The decline in subject choice for pupils has led to a “catastrophic” drop in the number of exam passes over the last five years, a leading educationalist has warned.
Keir Bloomer, the architect of the Curriculum for Excellence, said the Scottish Government had been “sleepwalking” into a situation where many young people can only take six subjects at S4 rather than eight.
That means youngsters are leaving school less qualified than their predecessors, while those going on to Highers have their academic options limited, Mr Bloomer said.
The former council chief attributed most of the blame for the large fall in passes since 2013 on locally-imposed restrictions as to how many subjects pupils can pick when they reach S4.
Mr Bloomer also linked the reduction in choice to students taking fewer stem subjects, which he said were “crucially important for our economic success”.
“The drop in the number of passes is catastrophic over the last five years,” Mr Bloomer said.
“If you are just looking at the results that have come out compared with the previous year there is nothing hugely dramatic.
“But when you look at what is happening over the long term, there are some important reasons to be very concerned here.”
The number of passes at the National 5 level of qualifications has dropped by 19% since 2013, compared with a 42% reduction in the National 4 and equivalent exams over the same period, the Scottish Qualification Authority figures show.
Mr Bloomer added: “We are giving young people fewer opportunities.
“What is the crucial point here is that there is no government policy that says we want to reduce the number of subjects that people are doing in S4.
“This has not happened because anybody wanted it to happen, it happened entirely by accident.

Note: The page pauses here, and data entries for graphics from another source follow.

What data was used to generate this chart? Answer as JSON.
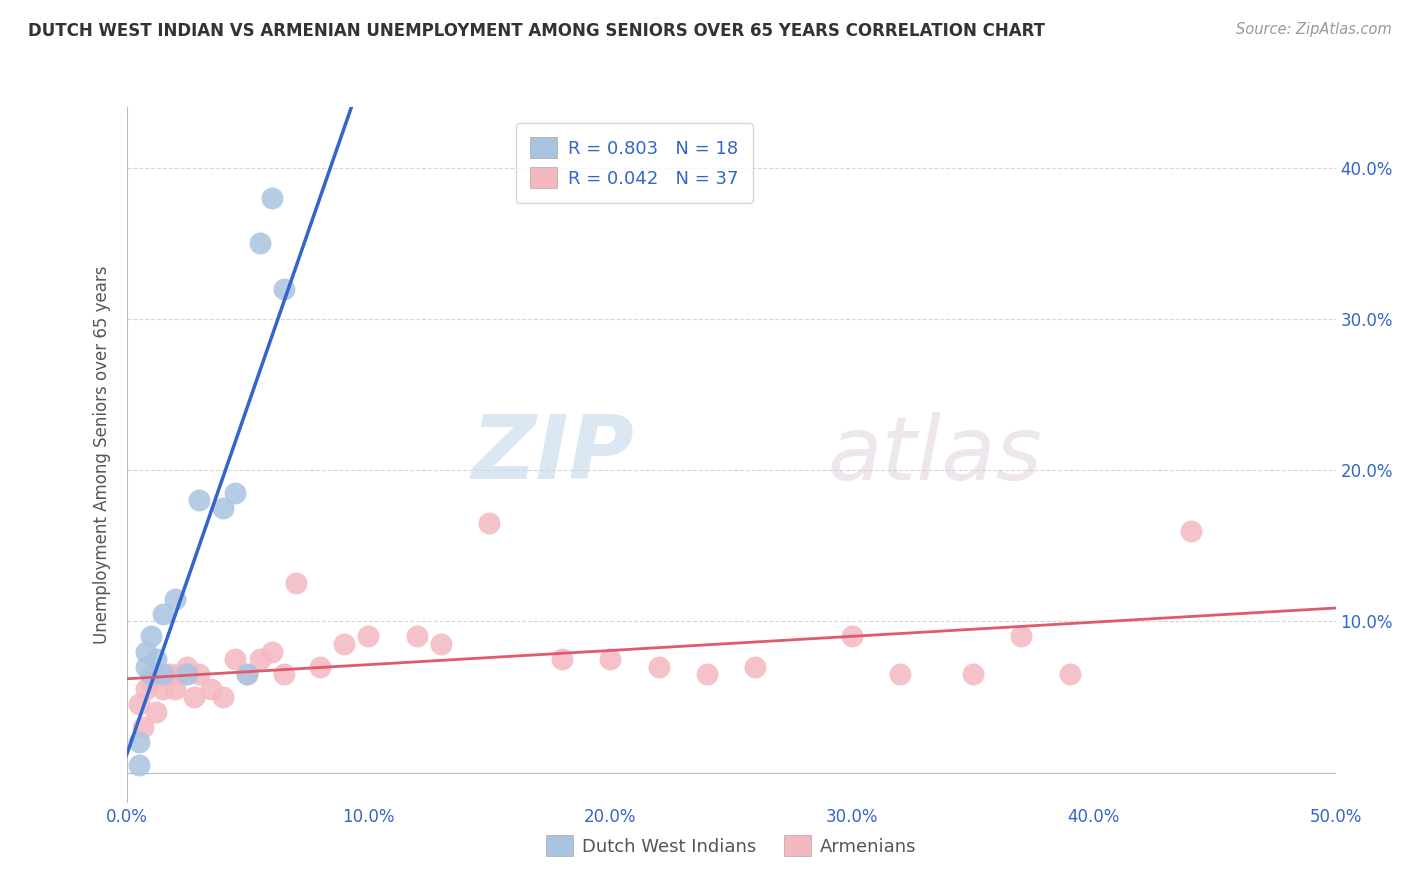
{
  "title": "DUTCH WEST INDIAN VS ARMENIAN UNEMPLOYMENT AMONG SENIORS OVER 65 YEARS CORRELATION CHART",
  "source": "Source: ZipAtlas.com",
  "ylabel": "Unemployment Among Seniors over 65 years",
  "xlim": [
    0.0,
    0.5
  ],
  "ylim": [
    -0.02,
    0.44
  ],
  "xticks": [
    0.0,
    0.1,
    0.2,
    0.3,
    0.4,
    0.5
  ],
  "yticks": [
    0.0,
    0.1,
    0.2,
    0.3,
    0.4
  ],
  "xtick_labels": [
    "0.0%",
    "10.0%",
    "20.0%",
    "30.0%",
    "40.0%",
    "50.0%"
  ],
  "ytick_labels_left": [
    "",
    "",
    "",
    "",
    ""
  ],
  "ytick_labels_right": [
    "",
    "10.0%",
    "20.0%",
    "30.0%",
    "40.0%"
  ],
  "background_color": "#ffffff",
  "grid_color": "#cccccc",
  "dwi_color": "#aac4e0",
  "arm_color": "#f4b8c1",
  "dwi_line_color": "#3366cc",
  "arm_line_color": "#e05a6e",
  "legend_r_dwi": "R = 0.803",
  "legend_n_dwi": "N = 18",
  "legend_r_arm": "R = 0.042",
  "legend_n_arm": "N = 37",
  "watermark_zip": "ZIP",
  "watermark_atlas": "atlas",
  "dwi_x": [
    0.005,
    0.005,
    0.008,
    0.008,
    0.01,
    0.01,
    0.012,
    0.015,
    0.015,
    0.02,
    0.025,
    0.03,
    0.04,
    0.045,
    0.05,
    0.055,
    0.06,
    0.065
  ],
  "dwi_y": [
    0.005,
    0.02,
    0.07,
    0.08,
    0.065,
    0.09,
    0.075,
    0.065,
    0.105,
    0.115,
    0.065,
    0.18,
    0.175,
    0.185,
    0.065,
    0.35,
    0.38,
    0.32
  ],
  "arm_x": [
    0.005,
    0.007,
    0.008,
    0.01,
    0.012,
    0.015,
    0.018,
    0.02,
    0.022,
    0.025,
    0.028,
    0.03,
    0.035,
    0.04,
    0.045,
    0.05,
    0.055,
    0.06,
    0.065,
    0.07,
    0.08,
    0.09,
    0.1,
    0.12,
    0.13,
    0.15,
    0.18,
    0.2,
    0.22,
    0.24,
    0.26,
    0.3,
    0.32,
    0.35,
    0.37,
    0.39,
    0.44
  ],
  "arm_y": [
    0.045,
    0.03,
    0.055,
    0.06,
    0.04,
    0.055,
    0.065,
    0.055,
    0.065,
    0.07,
    0.05,
    0.065,
    0.055,
    0.05,
    0.075,
    0.065,
    0.075,
    0.08,
    0.065,
    0.125,
    0.07,
    0.085,
    0.09,
    0.09,
    0.085,
    0.165,
    0.075,
    0.075,
    0.07,
    0.065,
    0.07,
    0.09,
    0.065,
    0.065,
    0.09,
    0.065,
    0.16
  ]
}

The Scottish Government has been sleepwalking into this.”
Deputy First Minister John Swinney said: “Our focus is on a young person’s achievement at the end of their senior phase, not just within a single year and the long-term trend shows a greater proportion of young people staying on at school beyond S4.
“Young people are gaining a broader range of qualifications and the proportion of young people leaving school with qualifications has increased in recent years.
“The sciences remain popular subjects. Our Stem Education and Training Strategy includes a range of actions to improve learning at school, such as a bursary scheme of up to £20,000 for career changers to teach certain stem subjects, a network of specialist advisers to support teachers and the launching, later this year, of a Scottish Young Stem leaders programme to inspire young people.”